Division of Bioinformation, Department of Physiology, Hyogo College of Medicine, 1-1 Mukogawa-cho, Nishinomiya 663-8501, Japan.
Biochem J. 2013 Mar 1;450(2):303-9. doi: 10.1042/BJ20121348.
In yeast two-hybrid screening, protein 4.1N, a scaffolding protein, was identified as a binding partner of the α7 ACh (acetylcholine) receptor. For rat hippocampal slices, the linoleic acid derivative DCP-LA {8-[2-(2-pentyl-cyclopropylmethyl)-cyclopropyl]-octanoic acid} increased the association of the α7 ACh receptor with 4.1N, and the effect was inhibited by GF109203X, an inhibitor of PKC (protein kinase C), although DCP-LA did not induce PKC phosphorylation of 4.1N. For PC-12 cells, the presence of the α7 ACh receptor in the plasma membrane fraction was significantly suppressed by knocking down 4.1N. DCP-LA increased the presence of the α7 ACh receptor in the plasma membrane fraction, and the effect was still inhibited by knocking down 4.1N. In the monitoring of α7 ACh receptor mobilization, DCP-LA enhanced signal intensities for the α7 ACh receptor at the membrane surface in PC-12 cells, which was clearly prevented by knocking down 4.1N. Taken together, the results of the present study show that 4.1N interacts with the α7 ACh receptor and participates in the receptor tethering to the plasma membrane. The results also indicate that DCP-LA increases membrane surface localization of the α7 ACh receptor in a 4.1N-dependent manner under the control of PKC, but without phosphorylating 4.1N.

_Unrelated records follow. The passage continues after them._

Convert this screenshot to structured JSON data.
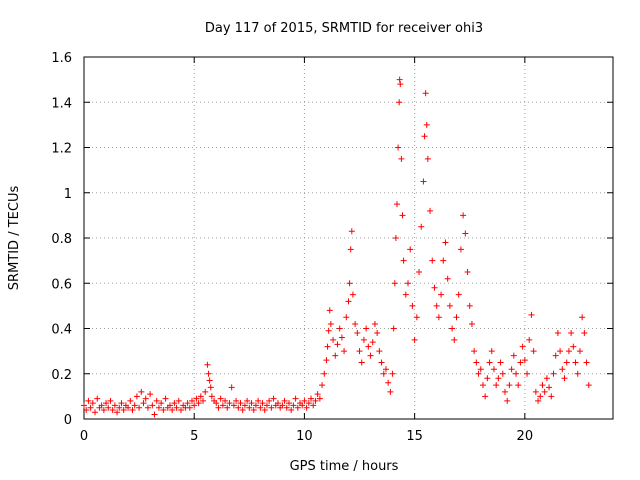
{
  "chart_data": {
    "type": "scatter",
    "title": "Day 117 of 2015, SRMTID for receiver ohi3",
    "xlabel": "GPS time / hours",
    "ylabel": "SRMTID / TECUs",
    "xlim": [
      0,
      24
    ],
    "ylim": [
      0,
      1.6
    ],
    "xticks": [
      0,
      5,
      10,
      15,
      20
    ],
    "yticks": [
      0,
      0.2,
      0.4,
      0.6,
      0.8,
      1,
      1.2,
      1.4,
      1.6
    ],
    "xtick_labels": [
      "0",
      "5",
      "10",
      "15",
      "20"
    ],
    "ytick_labels": [
      "0",
      "0.2",
      "0.4",
      "0.6",
      "0.8",
      "1",
      "1.2",
      "1.4",
      "1.6"
    ],
    "grid": true,
    "marker": "+",
    "color": "#ff0000",
    "series": [
      {
        "name": "SRMTID",
        "points": [
          [
            0.0,
            0.06
          ],
          [
            0.1,
            0.04
          ],
          [
            0.2,
            0.08
          ],
          [
            0.3,
            0.05
          ],
          [
            0.4,
            0.07
          ],
          [
            0.5,
            0.03
          ],
          [
            0.6,
            0.09
          ],
          [
            0.7,
            0.05
          ],
          [
            0.8,
            0.06
          ],
          [
            0.9,
            0.04
          ],
          [
            1.0,
            0.07
          ],
          [
            1.1,
            0.05
          ],
          [
            1.2,
            0.08
          ],
          [
            1.3,
            0.04
          ],
          [
            1.4,
            0.06
          ],
          [
            1.5,
            0.03
          ],
          [
            1.6,
            0.05
          ],
          [
            1.7,
            0.07
          ],
          [
            1.8,
            0.04
          ],
          [
            1.9,
            0.06
          ],
          [
            2.0,
            0.05
          ],
          [
            2.1,
            0.08
          ],
          [
            2.2,
            0.04
          ],
          [
            2.3,
            0.06
          ],
          [
            2.4,
            0.1
          ],
          [
            2.5,
            0.05
          ],
          [
            2.6,
            0.12
          ],
          [
            2.7,
            0.07
          ],
          [
            2.8,
            0.09
          ],
          [
            2.9,
            0.05
          ],
          [
            3.0,
            0.11
          ],
          [
            3.1,
            0.06
          ],
          [
            3.2,
            0.02
          ],
          [
            3.3,
            0.08
          ],
          [
            3.4,
            0.05
          ],
          [
            3.5,
            0.07
          ],
          [
            3.6,
            0.04
          ],
          [
            3.7,
            0.09
          ],
          [
            3.8,
            0.05
          ],
          [
            3.9,
            0.06
          ],
          [
            4.0,
            0.04
          ],
          [
            4.1,
            0.07
          ],
          [
            4.2,
            0.05
          ],
          [
            4.3,
            0.08
          ],
          [
            4.4,
            0.04
          ],
          [
            4.5,
            0.06
          ],
          [
            4.6,
            0.05
          ],
          [
            4.7,
            0.07
          ],
          [
            4.8,
            0.05
          ],
          [
            4.9,
            0.08
          ],
          [
            5.0,
            0.06
          ],
          [
            5.1,
            0.09
          ],
          [
            5.2,
            0.07
          ],
          [
            5.3,
            0.1
          ],
          [
            5.4,
            0.08
          ],
          [
            5.5,
            0.12
          ],
          [
            5.6,
            0.24
          ],
          [
            5.65,
            0.2
          ],
          [
            5.7,
            0.17
          ],
          [
            5.75,
            0.14
          ],
          [
            5.8,
            0.1
          ],
          [
            5.9,
            0.08
          ],
          [
            6.0,
            0.07
          ],
          [
            6.1,
            0.05
          ],
          [
            6.2,
            0.09
          ],
          [
            6.3,
            0.06
          ],
          [
            6.4,
            0.08
          ],
          [
            6.5,
            0.05
          ],
          [
            6.6,
            0.07
          ],
          [
            6.7,
            0.14
          ],
          [
            6.8,
            0.06
          ],
          [
            6.9,
            0.08
          ],
          [
            7.0,
            0.05
          ],
          [
            7.1,
            0.07
          ],
          [
            7.2,
            0.04
          ],
          [
            7.3,
            0.06
          ],
          [
            7.4,
            0.08
          ],
          [
            7.5,
            0.05
          ],
          [
            7.6,
            0.07
          ],
          [
            7.7,
            0.04
          ],
          [
            7.8,
            0.06
          ],
          [
            7.9,
            0.08
          ],
          [
            8.0,
            0.05
          ],
          [
            8.1,
            0.07
          ],
          [
            8.2,
            0.04
          ],
          [
            8.3,
            0.06
          ],
          [
            8.4,
            0.08
          ],
          [
            8.5,
            0.05
          ],
          [
            8.6,
            0.09
          ],
          [
            8.7,
            0.06
          ],
          [
            8.8,
            0.07
          ],
          [
            8.9,
            0.05
          ],
          [
            9.0,
            0.06
          ],
          [
            9.1,
            0.08
          ],
          [
            9.2,
            0.05
          ],
          [
            9.3,
            0.07
          ],
          [
            9.4,
            0.04
          ],
          [
            9.5,
            0.06
          ],
          [
            9.6,
            0.09
          ],
          [
            9.7,
            0.05
          ],
          [
            9.8,
            0.07
          ],
          [
            9.9,
            0.06
          ],
          [
            10.0,
            0.08
          ],
          [
            10.1,
            0.05
          ],
          [
            10.2,
            0.07
          ],
          [
            10.3,
            0.09
          ],
          [
            10.4,
            0.06
          ],
          [
            10.5,
            0.08
          ],
          [
            10.6,
            0.11
          ],
          [
            10.7,
            0.09
          ],
          [
            10.8,
            0.15
          ],
          [
            10.9,
            0.2
          ],
          [
            11.0,
            0.26
          ],
          [
            11.05,
            0.32
          ],
          [
            11.1,
            0.39
          ],
          [
            11.15,
            0.48
          ],
          [
            11.2,
            0.42
          ],
          [
            11.3,
            0.35
          ],
          [
            11.4,
            0.28
          ],
          [
            11.5,
            0.33
          ],
          [
            11.6,
            0.4
          ],
          [
            11.7,
            0.36
          ],
          [
            11.8,
            0.3
          ],
          [
            11.9,
            0.45
          ],
          [
            12.0,
            0.52
          ],
          [
            12.05,
            0.6
          ],
          [
            12.1,
            0.75
          ],
          [
            12.15,
            0.83
          ],
          [
            12.2,
            0.55
          ],
          [
            12.3,
            0.42
          ],
          [
            12.4,
            0.38
          ],
          [
            12.5,
            0.3
          ],
          [
            12.6,
            0.25
          ],
          [
            12.7,
            0.35
          ],
          [
            12.8,
            0.4
          ],
          [
            12.9,
            0.32
          ],
          [
            13.0,
            0.28
          ],
          [
            13.1,
            0.34
          ],
          [
            13.2,
            0.42
          ],
          [
            13.3,
            0.38
          ],
          [
            13.4,
            0.3
          ],
          [
            13.5,
            0.25
          ],
          [
            13.6,
            0.2
          ],
          [
            13.7,
            0.22
          ],
          [
            13.8,
            0.16
          ],
          [
            13.9,
            0.12
          ],
          [
            14.0,
            0.2
          ],
          [
            14.05,
            0.4
          ],
          [
            14.1,
            0.6
          ],
          [
            14.15,
            0.8
          ],
          [
            14.2,
            0.95
          ],
          [
            14.25,
            1.2
          ],
          [
            14.3,
            1.4
          ],
          [
            14.32,
            1.5
          ],
          [
            14.35,
            1.48
          ],
          [
            14.4,
            1.15
          ],
          [
            14.45,
            0.9
          ],
          [
            14.5,
            0.7
          ],
          [
            14.6,
            0.55
          ],
          [
            14.7,
            0.6
          ],
          [
            14.8,
            0.75
          ],
          [
            14.9,
            0.5
          ],
          [
            15.0,
            0.35
          ],
          [
            15.1,
            0.45
          ],
          [
            15.2,
            0.65
          ],
          [
            15.3,
            0.85
          ],
          [
            15.4,
            1.05
          ],
          [
            15.45,
            1.25
          ],
          [
            15.5,
            1.44
          ],
          [
            15.55,
            1.3
          ],
          [
            15.6,
            1.15
          ],
          [
            15.7,
            0.92
          ],
          [
            15.8,
            0.7
          ],
          [
            15.9,
            0.58
          ],
          [
            16.0,
            0.5
          ],
          [
            16.1,
            0.45
          ],
          [
            16.2,
            0.55
          ],
          [
            16.3,
            0.7
          ],
          [
            16.4,
            0.78
          ],
          [
            16.5,
            0.62
          ],
          [
            16.6,
            0.5
          ],
          [
            16.7,
            0.4
          ],
          [
            16.8,
            0.35
          ],
          [
            16.9,
            0.45
          ],
          [
            17.0,
            0.55
          ],
          [
            17.1,
            0.75
          ],
          [
            17.2,
            0.9
          ],
          [
            17.3,
            0.82
          ],
          [
            17.4,
            0.65
          ],
          [
            17.5,
            0.5
          ],
          [
            17.6,
            0.42
          ],
          [
            17.7,
            0.3
          ],
          [
            17.8,
            0.25
          ],
          [
            17.9,
            0.2
          ],
          [
            18.0,
            0.22
          ],
          [
            18.1,
            0.15
          ],
          [
            18.2,
            0.1
          ],
          [
            18.3,
            0.18
          ],
          [
            18.4,
            0.25
          ],
          [
            18.5,
            0.3
          ],
          [
            18.6,
            0.22
          ],
          [
            18.7,
            0.15
          ],
          [
            18.8,
            0.18
          ],
          [
            18.9,
            0.25
          ],
          [
            19.0,
            0.2
          ],
          [
            19.1,
            0.12
          ],
          [
            19.2,
            0.08
          ],
          [
            19.3,
            0.15
          ],
          [
            19.4,
            0.22
          ],
          [
            19.5,
            0.28
          ],
          [
            19.6,
            0.2
          ],
          [
            19.7,
            0.15
          ],
          [
            19.8,
            0.25
          ],
          [
            19.9,
            0.32
          ],
          [
            20.0,
            0.26
          ],
          [
            20.1,
            0.2
          ],
          [
            20.2,
            0.35
          ],
          [
            20.3,
            0.46
          ],
          [
            20.4,
            0.3
          ],
          [
            20.5,
            0.12
          ],
          [
            20.6,
            0.08
          ],
          [
            20.7,
            0.1
          ],
          [
            20.8,
            0.15
          ],
          [
            20.9,
            0.12
          ],
          [
            21.0,
            0.18
          ],
          [
            21.1,
            0.14
          ],
          [
            21.2,
            0.1
          ],
          [
            21.3,
            0.2
          ],
          [
            21.4,
            0.28
          ],
          [
            21.5,
            0.38
          ],
          [
            21.6,
            0.3
          ],
          [
            21.7,
            0.22
          ],
          [
            21.8,
            0.18
          ],
          [
            21.9,
            0.25
          ],
          [
            22.0,
            0.3
          ],
          [
            22.1,
            0.38
          ],
          [
            22.2,
            0.32
          ],
          [
            22.3,
            0.25
          ],
          [
            22.4,
            0.2
          ],
          [
            22.5,
            0.3
          ],
          [
            22.6,
            0.45
          ],
          [
            22.7,
            0.38
          ],
          [
            22.8,
            0.25
          ],
          [
            22.9,
            0.15
          ]
        ]
      }
    ]
  }
}
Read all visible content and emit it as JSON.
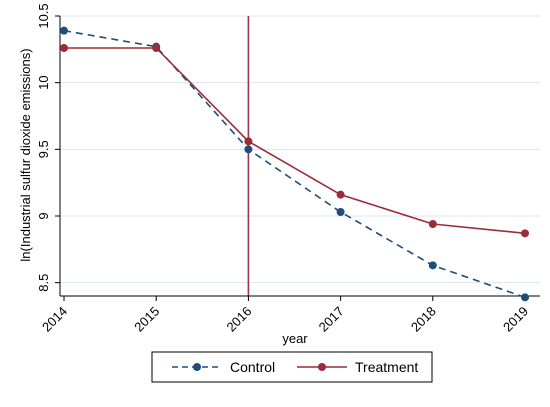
{
  "chart_data": {
    "type": "line",
    "xlabel": "year",
    "ylabel": "ln(Industrial sulfur dioxide emissions)",
    "x": [
      2014,
      2015,
      2016,
      2017,
      2018,
      2019
    ],
    "x_tick_labels": [
      "2014",
      "2015",
      "2016",
      "2017",
      "2018",
      "2019"
    ],
    "xlim": [
      2014,
      2019
    ],
    "ylim": [
      8.4,
      10.5
    ],
    "y_ticks": [
      8.5,
      9,
      9.5,
      10,
      10.5
    ],
    "y_tick_labels": [
      "8.5",
      "9",
      "9.5",
      "10",
      "10.5"
    ],
    "grid": "horizontal",
    "vertical_reference_line": 2016,
    "legend_position": "bottom",
    "series": [
      {
        "name": "Control",
        "color": "#1f4e79",
        "line_style": "dashed",
        "values": [
          10.39,
          10.27,
          9.5,
          9.03,
          8.63,
          8.39
        ]
      },
      {
        "name": "Treatment",
        "color": "#9b2c3a",
        "line_style": "solid",
        "values": [
          10.26,
          10.26,
          9.56,
          9.16,
          8.94,
          8.87
        ]
      }
    ],
    "colors": {
      "reference_line": "#a0354f",
      "grid": "#dde6ea",
      "axis": "#000000"
    }
  }
}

在酵母双杂交筛选中,支架蛋白 4.1N 被鉴定为α7 ACh(乙酰胆碱)受体的结合伴侣。对于大鼠海马切片,亚油酸衍生物 DCP-LA{8-[2-(2-戊基环丙基甲基)-环丙基]-辛酸}增加了α7 ACh 受体与 4.1N 的结合,该作用被 PKC(蛋白激酶 C)抑制剂 GF109203X 抑制,尽管 DCP-LA 没有诱导 4.1N 的 PKC 磷酸化。对于 PC-12 细胞,敲低 4.1N 显著抑制α7 ACh 受体在质膜部分的存在。DCP-LA 增加了α7 ACh 受体在质膜部分的存在,并且该作用仍然被敲低 4.1N 抑制。在α7 ACh 受体易位监测中,DCP-LA 增强了 PC-12 细胞中α7 ACh 受体在膜表面的信号强度,而敲低 4.1N 则明显阻止了这一作用。综上所述,本研究结果表明 4.1N 与α7 ACh 受体相互作用并参与受体与质膜的连接。结果还表明,在 PKC 的控制下,DCP-LA 以 4.1N 依赖的方式增加α7 ACh 受体在膜表面的定位,但不磷酸化 4.1N。